I dati più recenti indicano che l’Italia conta oggi 11.676 imbarcazioni, in calo rispetto alle 14.443 del 2005. Una riduzione significativa, che tuttavia non modifica la posizione di vertice del Paese nel panorama europeo. L’Italia resta infatti la flotta più numerosa dell’Unione, rappresentando il 17,5% del totale comunitario. È un elemento di rilievo che si combina con due ulteriori indicatori tecnici: la prima posizione assoluta per potenza motore con il 18,6% del totale UE, e la terza posizione per stazza lorda, pari all’11,7%, dietro solo a Spagna e Francia.
La progressione dell’età media delle imbarcazioni rappresenta un’altra parte importante del quadro. Nel 2005 la flotta italiana aveva un’età media di 27 anni; nel 2024 la media è salita a 39,7 anni. La stessa dinamica riguarda gli equipaggi, che passano da 40 anni a 45 anni di età media. Parallelamente, il numero totale di persone imbarcate si riduce da 27.000 a 20.999, delineando un comparto che, pur mantenendo una presenza significativa, opera con un numero inferiore di addetti e con una forza lavoro mediamente più adulta.
Questi dati delineano una flotta che rimane centrale per l’Europa, ma che mostra tendenze strutturali chiare: minore consistenza numerica, incremento dell’età media dei mezzi e degli equipaggi, e una riduzione del personale imbarcato. Sono elementi che incidono sia sul funzionamento quotidiano del settore sia sulle proiezioni delle politiche comunitarie di medio periodo.
Questo quadro è stato presentato da Gilberto Ferrari, Responsabile nazionale per la pesca e l’acquacoltura Confcooperative, intervenendo a Pozzallo lo scorso 22 novembre, con l’obiettivo di offrire una fotografia aggiornata della pesca italiana e del suo posizionamento all’interno del modello europeo. Nel suo intervento, Ferrari ha richiamato anche l’Articolo 39 del Trattato sul Funzionamento dell’Unione Europea, che definisce gli obiettivi della politica agricola e della pesca dell’UE: aumentare la produttività tramite il progresso tecnico, assicurare un tenore di vita equo a chi opera nel settore, stabilizzare i mercati, garantire la continuità degli approvvigionamenti e offrire prezzi ragionevoli ai consumatori.

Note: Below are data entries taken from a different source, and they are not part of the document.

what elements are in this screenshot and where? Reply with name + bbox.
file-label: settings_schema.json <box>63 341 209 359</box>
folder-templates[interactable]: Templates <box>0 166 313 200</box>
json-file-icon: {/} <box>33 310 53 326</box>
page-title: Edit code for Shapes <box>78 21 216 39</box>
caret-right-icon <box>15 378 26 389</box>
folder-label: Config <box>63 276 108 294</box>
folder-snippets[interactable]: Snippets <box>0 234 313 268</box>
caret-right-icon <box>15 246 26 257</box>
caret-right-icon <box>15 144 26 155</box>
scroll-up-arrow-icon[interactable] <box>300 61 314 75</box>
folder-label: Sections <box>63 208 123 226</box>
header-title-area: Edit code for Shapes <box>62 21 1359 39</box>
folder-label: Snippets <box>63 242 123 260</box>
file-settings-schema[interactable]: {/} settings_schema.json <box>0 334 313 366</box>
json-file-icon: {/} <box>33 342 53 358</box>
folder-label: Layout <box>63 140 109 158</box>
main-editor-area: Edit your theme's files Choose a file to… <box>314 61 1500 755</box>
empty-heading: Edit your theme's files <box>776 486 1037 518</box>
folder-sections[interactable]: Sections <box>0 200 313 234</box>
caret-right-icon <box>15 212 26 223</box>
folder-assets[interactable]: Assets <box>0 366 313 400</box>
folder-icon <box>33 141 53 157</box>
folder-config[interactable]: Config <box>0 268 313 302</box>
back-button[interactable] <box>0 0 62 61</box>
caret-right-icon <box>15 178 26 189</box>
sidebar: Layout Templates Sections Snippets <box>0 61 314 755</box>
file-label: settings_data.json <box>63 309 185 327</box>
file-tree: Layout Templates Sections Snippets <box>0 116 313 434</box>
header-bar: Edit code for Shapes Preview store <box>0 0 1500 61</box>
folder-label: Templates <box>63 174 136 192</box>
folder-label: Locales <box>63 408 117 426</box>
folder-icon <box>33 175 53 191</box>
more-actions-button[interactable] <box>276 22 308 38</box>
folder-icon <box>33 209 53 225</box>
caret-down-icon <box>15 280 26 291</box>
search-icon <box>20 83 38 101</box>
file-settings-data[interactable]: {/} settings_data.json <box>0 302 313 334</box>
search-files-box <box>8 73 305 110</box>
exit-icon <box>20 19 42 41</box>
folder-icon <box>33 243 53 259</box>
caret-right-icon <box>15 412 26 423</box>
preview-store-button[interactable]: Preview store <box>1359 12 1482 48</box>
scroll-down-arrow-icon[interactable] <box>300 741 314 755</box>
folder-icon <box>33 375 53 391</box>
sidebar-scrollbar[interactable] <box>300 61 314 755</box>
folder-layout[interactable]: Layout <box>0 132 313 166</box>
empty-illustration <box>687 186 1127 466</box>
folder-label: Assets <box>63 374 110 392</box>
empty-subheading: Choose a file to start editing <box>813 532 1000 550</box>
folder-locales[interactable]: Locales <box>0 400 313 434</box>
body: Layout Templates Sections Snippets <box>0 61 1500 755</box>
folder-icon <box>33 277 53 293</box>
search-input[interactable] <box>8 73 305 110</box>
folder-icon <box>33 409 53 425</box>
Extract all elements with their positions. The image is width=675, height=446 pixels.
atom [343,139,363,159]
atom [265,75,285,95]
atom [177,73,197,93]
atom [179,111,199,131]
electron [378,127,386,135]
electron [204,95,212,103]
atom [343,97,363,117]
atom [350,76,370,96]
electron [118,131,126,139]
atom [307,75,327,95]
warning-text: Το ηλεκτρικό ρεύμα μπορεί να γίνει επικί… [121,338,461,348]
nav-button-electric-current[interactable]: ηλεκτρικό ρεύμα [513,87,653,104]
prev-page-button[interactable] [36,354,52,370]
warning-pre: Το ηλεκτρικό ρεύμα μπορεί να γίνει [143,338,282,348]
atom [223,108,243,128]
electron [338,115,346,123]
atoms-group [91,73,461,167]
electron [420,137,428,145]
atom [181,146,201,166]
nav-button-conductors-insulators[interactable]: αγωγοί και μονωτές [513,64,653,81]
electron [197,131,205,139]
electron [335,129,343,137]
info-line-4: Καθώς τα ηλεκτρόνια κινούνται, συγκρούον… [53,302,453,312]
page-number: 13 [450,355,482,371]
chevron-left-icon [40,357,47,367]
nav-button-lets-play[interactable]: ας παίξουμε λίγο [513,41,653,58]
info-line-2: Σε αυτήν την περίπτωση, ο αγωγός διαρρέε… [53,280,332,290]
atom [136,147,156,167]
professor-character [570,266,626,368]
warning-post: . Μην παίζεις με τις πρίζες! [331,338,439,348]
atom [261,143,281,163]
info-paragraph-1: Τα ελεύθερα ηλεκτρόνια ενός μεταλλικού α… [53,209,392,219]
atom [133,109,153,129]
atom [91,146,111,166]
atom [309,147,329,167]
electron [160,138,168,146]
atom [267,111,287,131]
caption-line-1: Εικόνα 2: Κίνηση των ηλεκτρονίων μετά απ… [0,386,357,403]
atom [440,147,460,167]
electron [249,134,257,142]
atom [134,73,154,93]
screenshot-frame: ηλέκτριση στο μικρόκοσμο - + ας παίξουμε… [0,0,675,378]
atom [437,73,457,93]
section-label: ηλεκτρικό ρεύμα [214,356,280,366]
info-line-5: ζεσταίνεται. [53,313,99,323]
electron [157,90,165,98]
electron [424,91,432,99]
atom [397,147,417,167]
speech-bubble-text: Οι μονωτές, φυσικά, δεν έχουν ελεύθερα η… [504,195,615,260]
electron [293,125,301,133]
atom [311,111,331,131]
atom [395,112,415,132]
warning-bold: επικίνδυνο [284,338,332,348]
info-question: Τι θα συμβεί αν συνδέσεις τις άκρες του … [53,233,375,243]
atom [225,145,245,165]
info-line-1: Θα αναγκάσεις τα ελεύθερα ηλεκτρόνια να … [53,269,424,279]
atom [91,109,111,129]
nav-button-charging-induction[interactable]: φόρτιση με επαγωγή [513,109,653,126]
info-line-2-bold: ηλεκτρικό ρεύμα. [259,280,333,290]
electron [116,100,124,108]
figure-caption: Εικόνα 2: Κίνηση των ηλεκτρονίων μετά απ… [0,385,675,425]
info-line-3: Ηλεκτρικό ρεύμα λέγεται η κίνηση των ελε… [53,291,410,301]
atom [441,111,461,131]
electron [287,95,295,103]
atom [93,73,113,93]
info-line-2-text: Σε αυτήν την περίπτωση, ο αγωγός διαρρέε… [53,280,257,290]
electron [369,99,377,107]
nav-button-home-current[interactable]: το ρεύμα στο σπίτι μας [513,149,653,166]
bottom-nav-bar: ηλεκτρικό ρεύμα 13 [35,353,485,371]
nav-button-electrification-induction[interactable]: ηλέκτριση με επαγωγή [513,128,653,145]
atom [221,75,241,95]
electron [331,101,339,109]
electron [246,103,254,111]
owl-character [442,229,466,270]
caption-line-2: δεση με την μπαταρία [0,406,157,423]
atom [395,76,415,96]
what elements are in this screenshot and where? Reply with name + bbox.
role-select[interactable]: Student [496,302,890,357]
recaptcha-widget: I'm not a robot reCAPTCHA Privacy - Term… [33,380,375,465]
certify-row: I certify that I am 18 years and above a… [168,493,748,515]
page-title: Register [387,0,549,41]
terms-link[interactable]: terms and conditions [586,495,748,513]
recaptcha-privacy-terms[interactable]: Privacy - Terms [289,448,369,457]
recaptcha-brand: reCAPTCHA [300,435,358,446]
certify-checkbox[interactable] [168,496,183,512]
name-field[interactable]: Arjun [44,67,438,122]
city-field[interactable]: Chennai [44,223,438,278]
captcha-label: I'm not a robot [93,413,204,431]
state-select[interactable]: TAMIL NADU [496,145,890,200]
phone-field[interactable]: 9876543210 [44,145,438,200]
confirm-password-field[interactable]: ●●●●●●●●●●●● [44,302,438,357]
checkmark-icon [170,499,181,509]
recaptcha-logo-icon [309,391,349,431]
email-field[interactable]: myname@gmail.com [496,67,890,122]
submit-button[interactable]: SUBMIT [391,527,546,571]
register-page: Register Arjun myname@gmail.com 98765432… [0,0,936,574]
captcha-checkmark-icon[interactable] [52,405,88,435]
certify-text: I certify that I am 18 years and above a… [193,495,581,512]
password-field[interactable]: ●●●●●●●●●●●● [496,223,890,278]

Il confronto tra i dati italiani e gli obiettivi fissati dal Trattato fornisce un elemento utile per comprendere il dibattito che attende l’Europa. La flotta italiana sostiene una parte rilevante della capacità produttiva dell’Unione, ma lo fa in un contesto di progressivo invecchiamento e riduzione numerica, fenomeni che inevitabilmente entrano nel perimetro delle scelte politiche europee.
Dall’intervento di Ferrari emerge quindi una considerazione di fondo: l’Italia resta un attore chiave nella pesca europea, ma il profilo del settore sta cambiando in modo significativo. Ed è da questa realtà, documentata e misurabile, che passa oggi una parte importante della discussione comunitaria sul futuro della pesca.